Por Natàlia Plá Vidal
Doctora en filosofía
Barcelona, abril 2014
Foto: Creative Commons
Escribía el filósofo J.M. Esquirol que, en ocasiones, la solidaridad es una suerte de desvelo, la más saludable de las caras del insomnio, la «de no poder salir de la vigilia, de no poder dormirse, de no poder abandonarse a la inconsciencia». Este es el desvelo que ha mantenido a muchas mujeres en estado de alerta para incidir en bien de sus sociedades.
En estas mujeres convive la formación con la astucia y la creatividad. Toda una tradición de vida al margen de los cauces institucionales ha agudizado, sin duda, la generación de vías alternativas para luchar por las cosas que han considerado necesarias o importantes. Y ello sostenido, fundamentalmente, por una tenacidad a prueba de cualquier intento de desaliento o desacreditación.

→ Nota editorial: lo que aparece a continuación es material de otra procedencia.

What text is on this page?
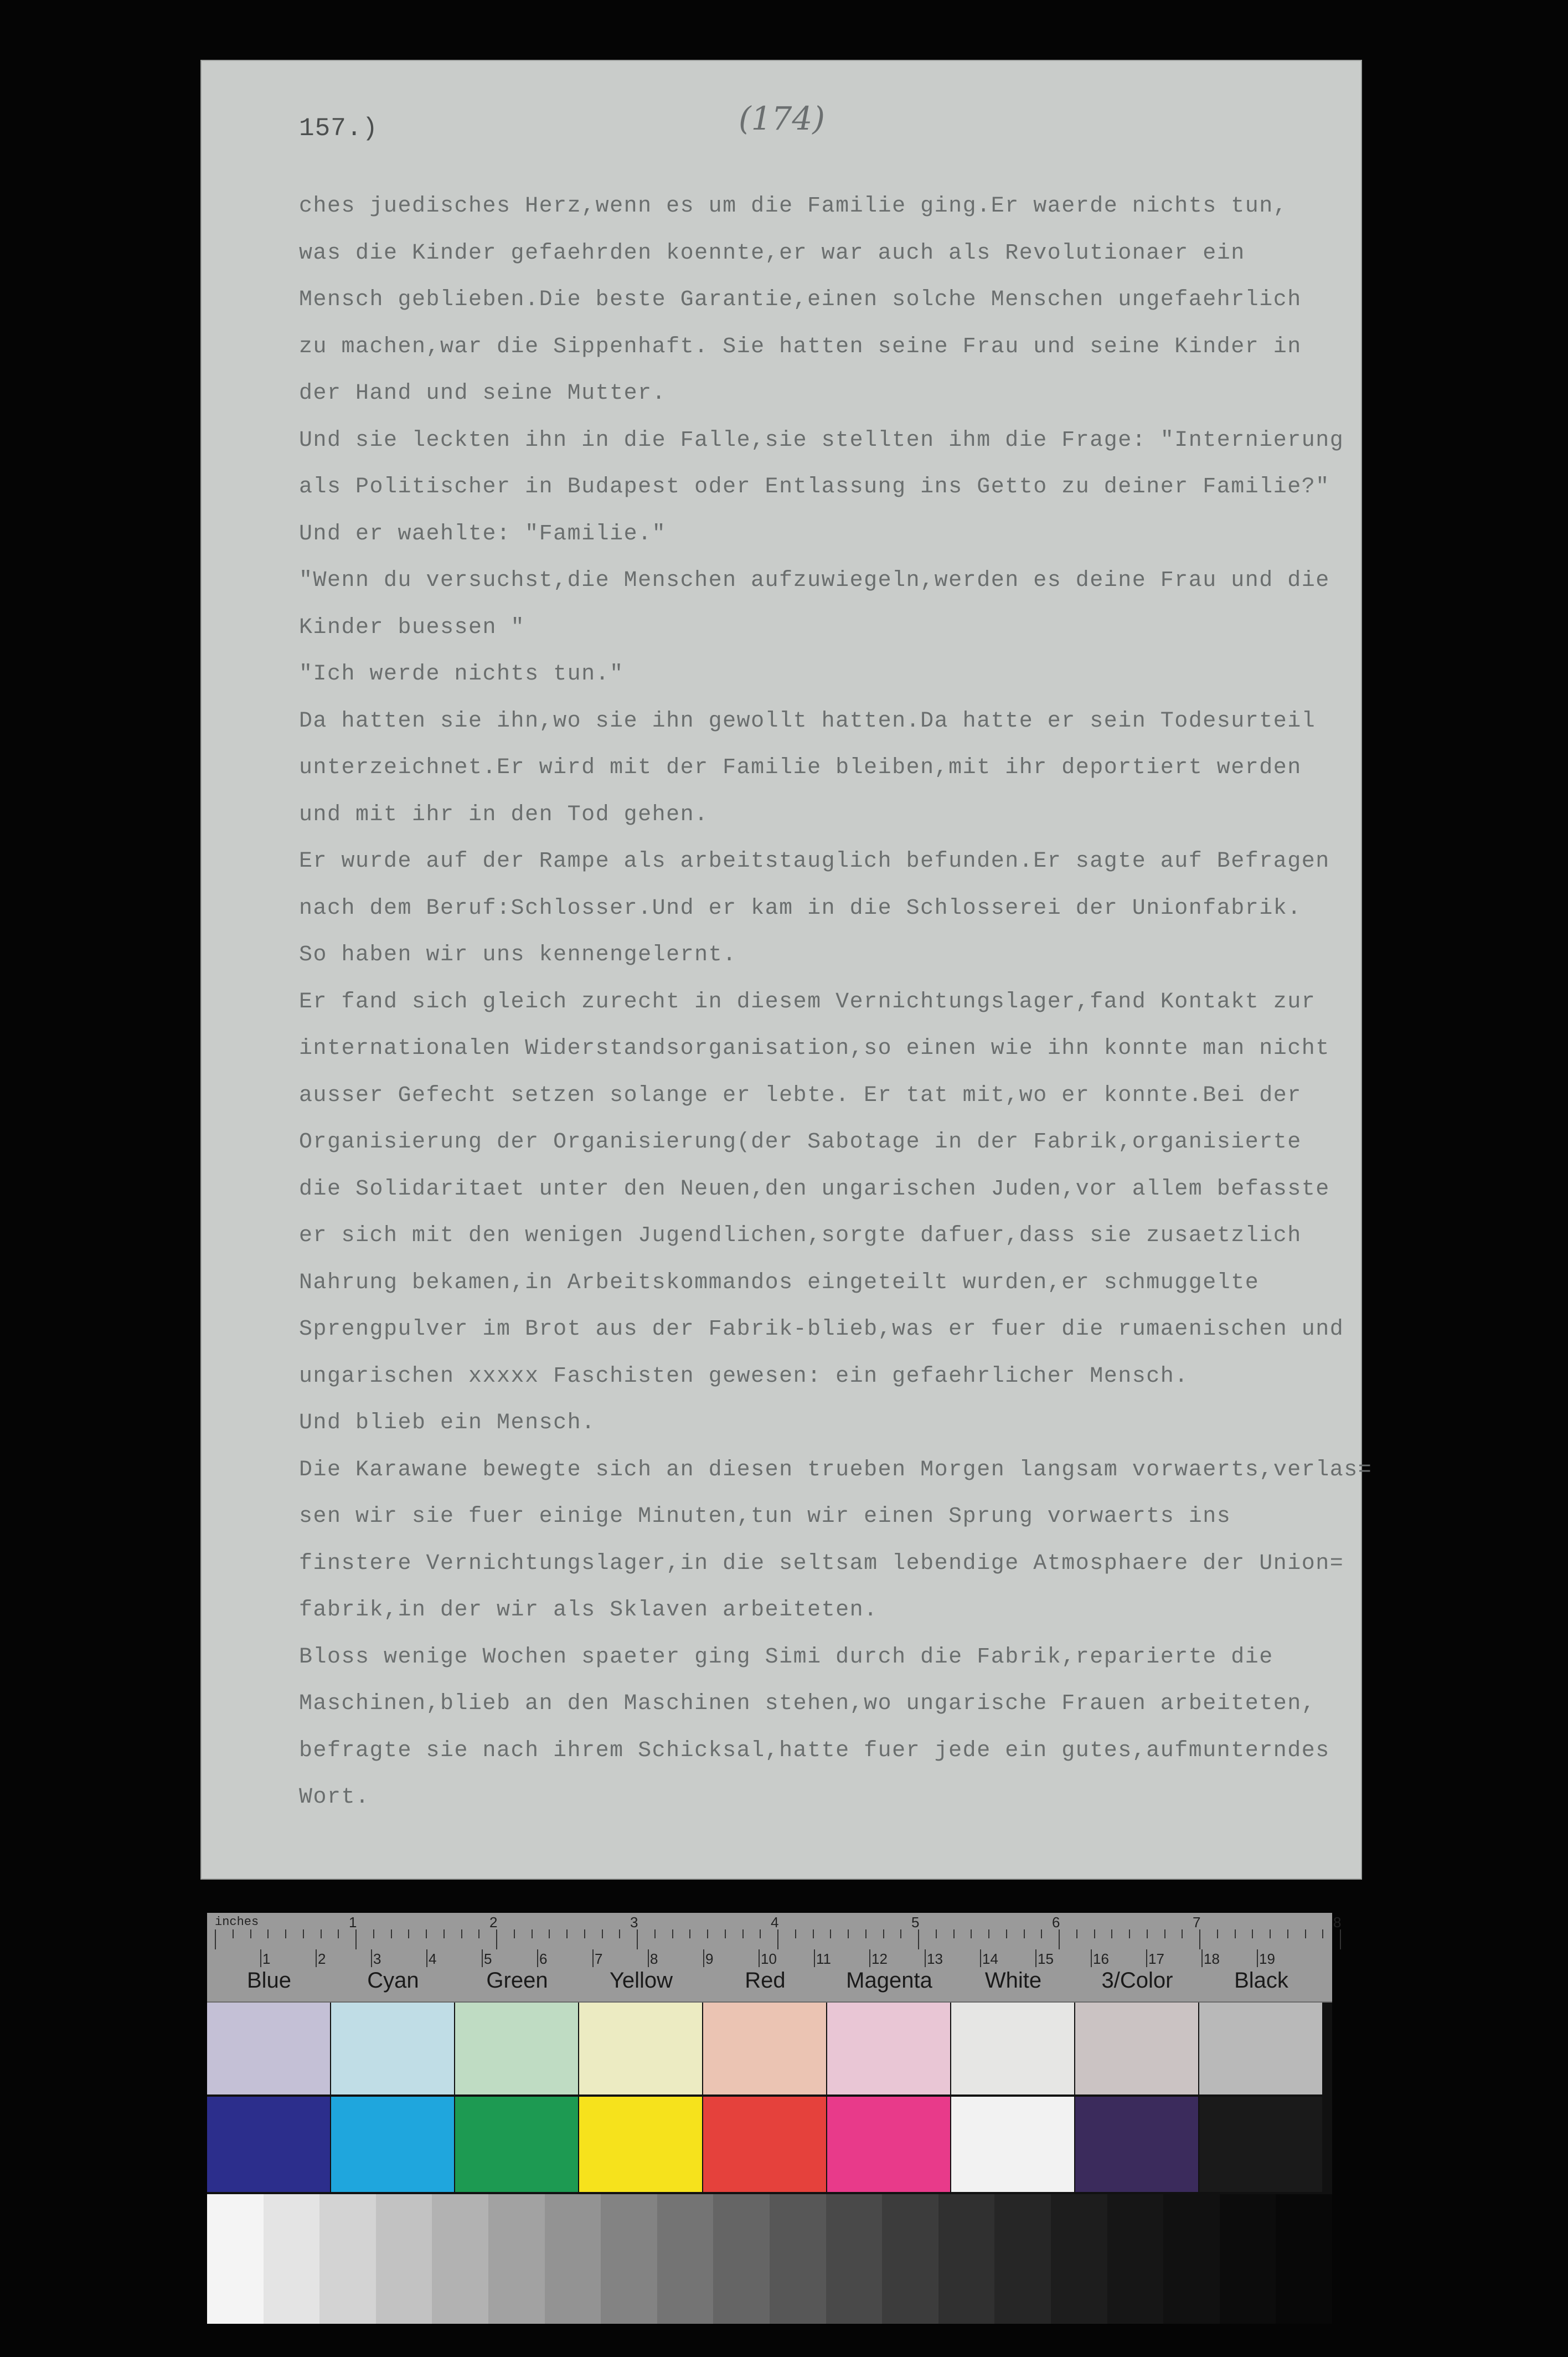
157.)	(174)
ches juedisches Herz,wenn es um die Familie ging.Er waerde nichts tun,
was die Kinder gefaehrden koennte,er war auch als Revolutionaer ein
Mensch geblieben.Die beste Garantie,einen solche Menschen ungefaehrlich
zu machen,war die Sippenhaft. Sie hatten seine Frau und seine Kinder in
der Hand und seine Mutter.
Und sie leckten ihn in die Falle,sie stellten ihm die Frage: "Internierung
als Politischer in Budapest oder Entlassung ins Getto zu deiner Familie?"
Und er waehlte: "Familie."
"Wenn du versuchst,die Menschen aufzuwiegeln,werden es deine Frau und die
Kinder buessen "
"Ich werde nichts tun."
Da hatten sie ihn,wo sie ihn gewollt hatten.Da hatte er sein Todesurteil
unterzeichnet.Er wird mit der Familie bleiben,mit ihr deportiert werden
und mit ihr in den Tod gehen.
Er wurde auf der Rampe als arbeitstauglich befunden.Er sagte auf Befragen
nach dem Beruf:Schlosser.Und er kam in die Schlosserei der Unionfabrik.
So haben wir uns kennengelernt.
Er fand sich gleich zurecht in diesem Vernichtungslager,fand Kontakt zur
internationalen Widerstandsorganisation,so einen wie ihn konnte man nicht
ausser Gefecht setzen solange er lebte. Er tat mit,wo er konnte.Bei der
Organisierung der Organisierung(der Sabotage in der Fabrik,organisierte
die Solidaritaet unter den Neuen,den ungarischen Juden,vor allem befasste
er sich mit den wenigen Jugendlichen,sorgte dafuer,dass sie zusaetzlich
Nahrung bekamen,in Arbeitskommandos eingeteilt wurden,er schmuggelte
Sprengpulver im Brot aus der Fabrik-blieb,was er fuer die rumaenischen und
ungarischen xxxxx Faschisten gewesen: ein gefaehrlicher Mensch.
Und blieb ein Mensch.
Die Karawane bewegte sich an diesen trueben Morgen langsam vorwaerts,verlas=
sen wir sie fuer einige Minuten,tun wir einen Sprung vorwaerts ins
finstere Vernichtungslager,in die seltsam lebendige Atmosphaere der Union=
fabrik,in der wir als Sklaven arbeiteten.
Bloss wenige Wochen spaeter ging Simi durch die Fabrik,reparierte die
Maschinen,blieb an den Maschinen stehen,wo ungarische Frauen arbeiteten,
befragte sie nach ihrem Schicksal,hatte fuer jede ein gutes,aufmunterndes
Wort.
inches	1	2	3	4	5	6	7	8
1	2	3	4	5	6	7	8	9	10	11	12	13	14	15	16	17	18	19
Blue	Cyan	Green	Yellow	Red	Magenta	White	3/Color	Black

El Nobel de la Paz ha recaído sobre mujeres en varias ocasiones desde que Bertha von Suttner lo recibiera en 1905. Su texto Abajo las armas se convirtió en un acicate para la sociedad de su tiempo: urgía describir con realismo qué es lo que la guerra genera, y cuáles eran los ingredientes sociales que, en su opinión, actuaban como cómplices de esa lógica perversa que llevaba a resolver los conflictos a través de la guerra en lugar de hacerlo con el uso de la palabra.
Las últimas en recibirlo, lo hicieron en 2011. Tres mujeres de largo recorrido activista en pro de la paz y la reconciliación. Agentes del cambio social y político de sus países. El primer ministro noruego afirmó, tras hacerse público el nombre de las tres galardonadas, que se trataba de «un tributo a todas las mujeres del mundo y a su papel en los procesos de paz y de reconciliación».
Ellen Johnson-Sirleaf se convirtió, al ganar las elecciones presidenciales de Liberia en 2005, en la primera mujer africana que accedía a la presidencia de un gobierno estatal por vía democrática. Asumió un país roto y dividido por la guerra civil, y prometió ser implacable con la corrupción. Poco antes de que esta mujer llegara al gobierno, había tenido lugar una singular campaña encabezada por la activista Leymah Gbowee, asistente social y miembro de la Red de Mujeres por la Paz y la Seguridad en África. Una huelga de sexo fue secundada por mujeres de distintas etnias y religiones con un solo fin: detener la segunda guerra civil que desangraba a ese país, cosa que lograron en 2003. Esa fue, tal vez, la más pintoresca de las iniciativas, pero no fue menor la decisión de poner barricadas en las puertas donde los hombres estaban a punto de romper las conversaciones: no les dejarían salir de allí sin un acuerdo firme para terminar con la guerra.
La tríada se completaba con la periodista y política yemení, Tawakkul Kerman, miembro de la oposición activa al régimen dictatorial vigente desde hace treinta años en la persona de Saleh. Dada la vinculación de Kerman con el grupo de Mujeres Periodistas Sin Cadenas, se consideró que con su premio se respaldaba también a los jóvenes blogueros que habían sido partícipes fundamentales de las primaveras árabes de 2011. Ella misma se apresuró a dedicar el Premio a todos los jóvenes y mujeres de las revoluciones pacíficas que habían tenido lugar en varios países africanos, considerando que el Nobel era una victoria para su revolución.
Estas mujeres, en uso de su libertad, se han adherido y entregado a lo que, como ya decía Von Suttner, es la mejor de las causas posibles: la del pacifismo, entendiendo que la paz es condición de posibilidad para el desarrollo de una vida plena. Y eso, aun cuando para hacerlo hayan tenido que desmarcarse de los roles adjudicados.
Hay quien apunta que es la natural configuración biológica de la mujer, preparada para la gestación y la atención de los recién nacidos, lo que hace que el trabajo por la paz de tantas mujeres sea un denodado empeño por proteger la vida de los seres humanos en cualquier circunstancia. Pareciera que, como escribía John Carlin, los habitantes de «países que han sufrido hace poco un trauma terrible, que están enfermos y necesitan sanar […] hubieran reaccionado, por un lado, de forma instintiva, recurriendo al calor materno; pero, por otro, desde un punto de vista más racional, como si hubieran llegado a la conclusión de que los viejos gobernantes egoístas y sanguinarios […] han acabado para siempre con la idea tradicional de que los hombres son los jefes naturales de la humanidad». Quizás eso esté detrás del claro aumento del papel político de la mujer en muchos países con procesos de reconciliación y reconstrucción del hogar común.